Казалось, идиллия будет продолжаться вечно, но однажды Лису вызвали в наркомат, к Койоту.
Наркоматом это заведение звалось неспроста. Пристрастие комиссара к тяжёлым наркотикам ни для кого не было тайной. Обдолбанный начальник бессвязно бормотал про ученье Кастанеды, про долг перед партией и слоёное тесто, переходя на личности. Лиса послушно кивала, периодически отдавая честь. Койотов приход окончился так же внезапно, как началась любовь, похожая на диарею.
– Я знаю всё о тебе! – вскрикнул собакообразный. – Почему ты хранила тайну у себя, а не сдала под ответственное хранение в архив?

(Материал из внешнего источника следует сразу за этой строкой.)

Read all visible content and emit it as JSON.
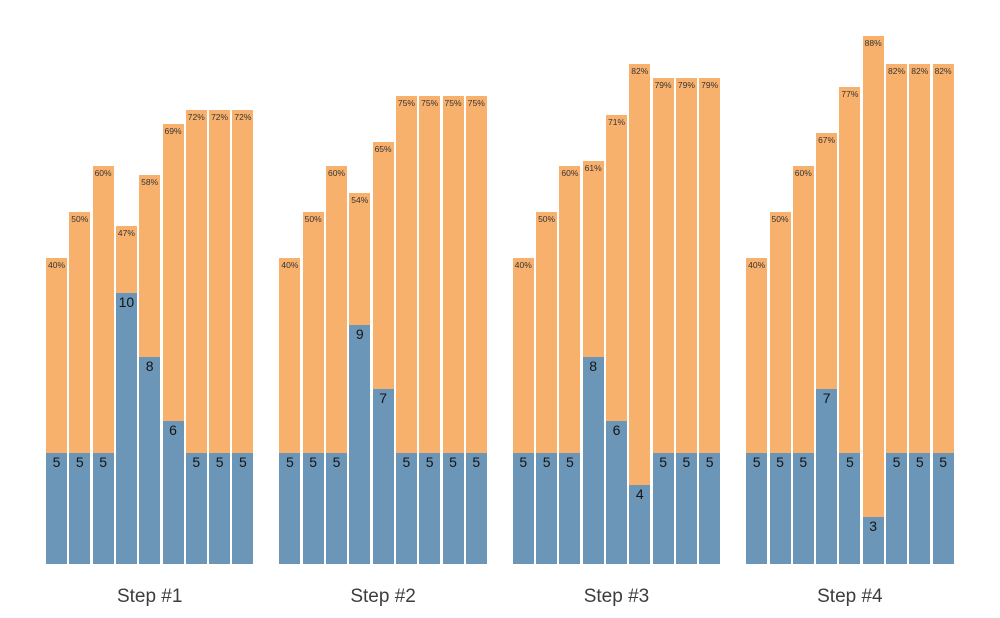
{
  "chart_data": {
    "type": "bar",
    "subtype": "grouped-stacked-columns",
    "title": "",
    "xlabel": "",
    "ylabel": "",
    "legend": "none",
    "grid": false,
    "background": "#ffffff",
    "series": [
      {
        "name": "stack-bottom-blue",
        "color": "#6c96b8",
        "label_style": "integer"
      },
      {
        "name": "stack-top-orange",
        "color": "#f8b16d",
        "label_style": "percent"
      }
    ],
    "groups": [
      {
        "label": "Step #1",
        "bars": [
          {
            "blue": 5,
            "percent": 40,
            "percent_label": "40%",
            "value_label": "5"
          },
          {
            "blue": 5,
            "percent": 50,
            "percent_label": "50%",
            "value_label": "5"
          },
          {
            "blue": 5,
            "percent": 60,
            "percent_label": "60%",
            "value_label": "5"
          },
          {
            "blue": 10,
            "percent": 47,
            "percent_label": "47%",
            "value_label": "10"
          },
          {
            "blue": 8,
            "percent": 58,
            "percent_label": "58%",
            "value_label": "8"
          },
          {
            "blue": 6,
            "percent": 69,
            "percent_label": "69%",
            "value_label": "6"
          },
          {
            "blue": 5,
            "percent": 72,
            "percent_label": "72%",
            "value_label": "5"
          },
          {
            "blue": 5,
            "percent": 72,
            "percent_label": "72%",
            "value_label": "5"
          },
          {
            "blue": 5,
            "percent": 72,
            "percent_label": "72%",
            "value_label": "5"
          }
        ]
      },
      {
        "label": "Step #2",
        "bars": [
          {
            "blue": 5,
            "percent": 40,
            "percent_label": "40%",
            "value_label": "5"
          },
          {
            "blue": 5,
            "percent": 50,
            "percent_label": "50%",
            "value_label": "5"
          },
          {
            "blue": 5,
            "percent": 60,
            "percent_label": "60%",
            "value_label": "5"
          },
          {
            "blue": 9,
            "percent": 54,
            "percent_label": "54%",
            "value_label": "9"
          },
          {
            "blue": 7,
            "percent": 65,
            "percent_label": "65%",
            "value_label": "7"
          },
          {
            "blue": 5,
            "percent": 75,
            "percent_label": "75%",
            "value_label": "5"
          },
          {
            "blue": 5,
            "percent": 75,
            "percent_label": "75%",
            "value_label": "5"
          },
          {
            "blue": 5,
            "percent": 75,
            "percent_label": "75%",
            "value_label": "5"
          },
          {
            "blue": 5,
            "percent": 75,
            "percent_label": "75%",
            "value_label": "5"
          }
        ]
      },
      {
        "label": "Step #3",
        "bars": [
          {
            "blue": 5,
            "percent": 40,
            "percent_label": "40%",
            "value_label": "5"
          },
          {
            "blue": 5,
            "percent": 50,
            "percent_label": "50%",
            "value_label": "5"
          },
          {
            "blue": 5,
            "percent": 60,
            "percent_label": "60%",
            "value_label": "5"
          },
          {
            "blue": 8,
            "percent": 61,
            "percent_label": "61%",
            "value_label": "8"
          },
          {
            "blue": 6,
            "percent": 71,
            "percent_label": "71%",
            "value_label": "6"
          },
          {
            "blue": 4,
            "percent": 82,
            "percent_label": "82%",
            "value_label": "4"
          },
          {
            "blue": 5,
            "percent": 79,
            "percent_label": "79%",
            "value_label": "5"
          },
          {
            "blue": 5,
            "percent": 79,
            "percent_label": "79%",
            "value_label": "5"
          },
          {
            "blue": 5,
            "percent": 79,
            "percent_label": "79%",
            "value_label": "5"
          }
        ]
      },
      {
        "label": "Step #4",
        "bars": [
          {
            "blue": 5,
            "percent": 40,
            "percent_label": "40%",
            "value_label": "5"
          },
          {
            "blue": 5,
            "percent": 50,
            "percent_label": "50%",
            "value_label": "5"
          },
          {
            "blue": 5,
            "percent": 60,
            "percent_label": "60%",
            "value_label": "5"
          },
          {
            "blue": 7,
            "percent": 67,
            "percent_label": "67%",
            "value_label": "7"
          },
          {
            "blue": 5,
            "percent": 77,
            "percent_label": "77%",
            "value_label": "5"
          },
          {
            "blue": 3,
            "percent": 88,
            "percent_label": "88%",
            "value_label": "3"
          },
          {
            "blue": 5,
            "percent": 82,
            "percent_label": "82%",
            "value_label": "5"
          },
          {
            "blue": 5,
            "percent": 82,
            "percent_label": "82%",
            "value_label": "5"
          },
          {
            "blue": 5,
            "percent": 82,
            "percent_label": "82%",
            "value_label": "5"
          }
        ]
      }
    ]
  }
}
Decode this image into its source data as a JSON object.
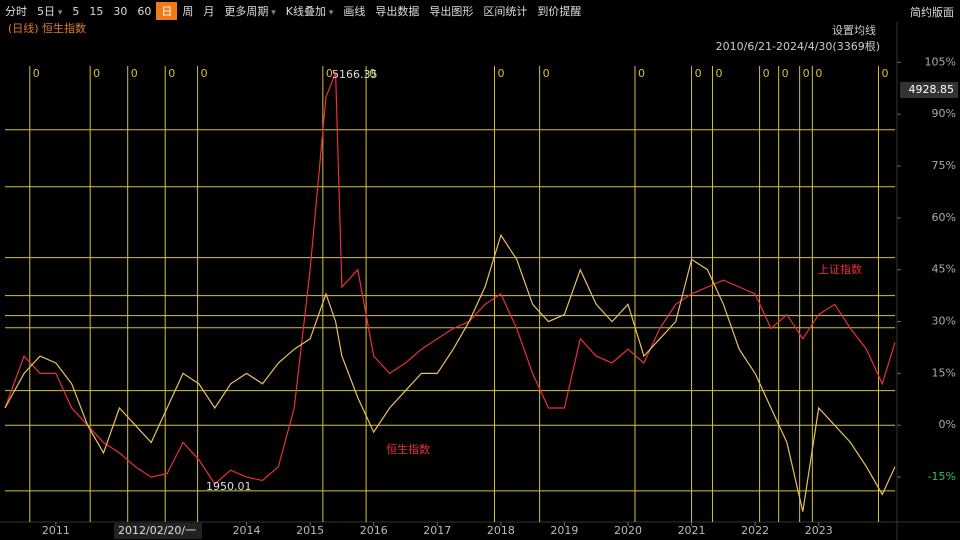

– Я готова к пыткам и расстрелу, товарищ Койот, – бодро воскликнула рыжая коммунистка. – Вина в провале операции с колобком полностью лежит на мне.
– Вообще-то, я говорил о вашей преступной связи с Барсуком, – усмехнулся комиссар. – Но я рад, что ты созналась. В какой-то степени ты правильно поступила, что не съела колобка… Понимаешь… Без колобка не было бы всех нас.
– В каком смысле – не было?
Удивлению Лисы не было предела.
– В прямом. Колобок является основой нашего мироздания, без него всё бессмысленно. И говорящие звери, и коммунизм, и даже Дедка с Бабкой. Всё ради него, и всё из-за него. Такова жизнь, такова сущность бытия в нашем вымышленном, искусственном мире.
Начальник замолчал. Лиса переварила сказанное и произнесла:
– А что будет потом?
– Что – потом? – не понял Койот.
– Рано или поздно они съедят его. Медведь, волк, либо кто-то из них. Это неизбежно.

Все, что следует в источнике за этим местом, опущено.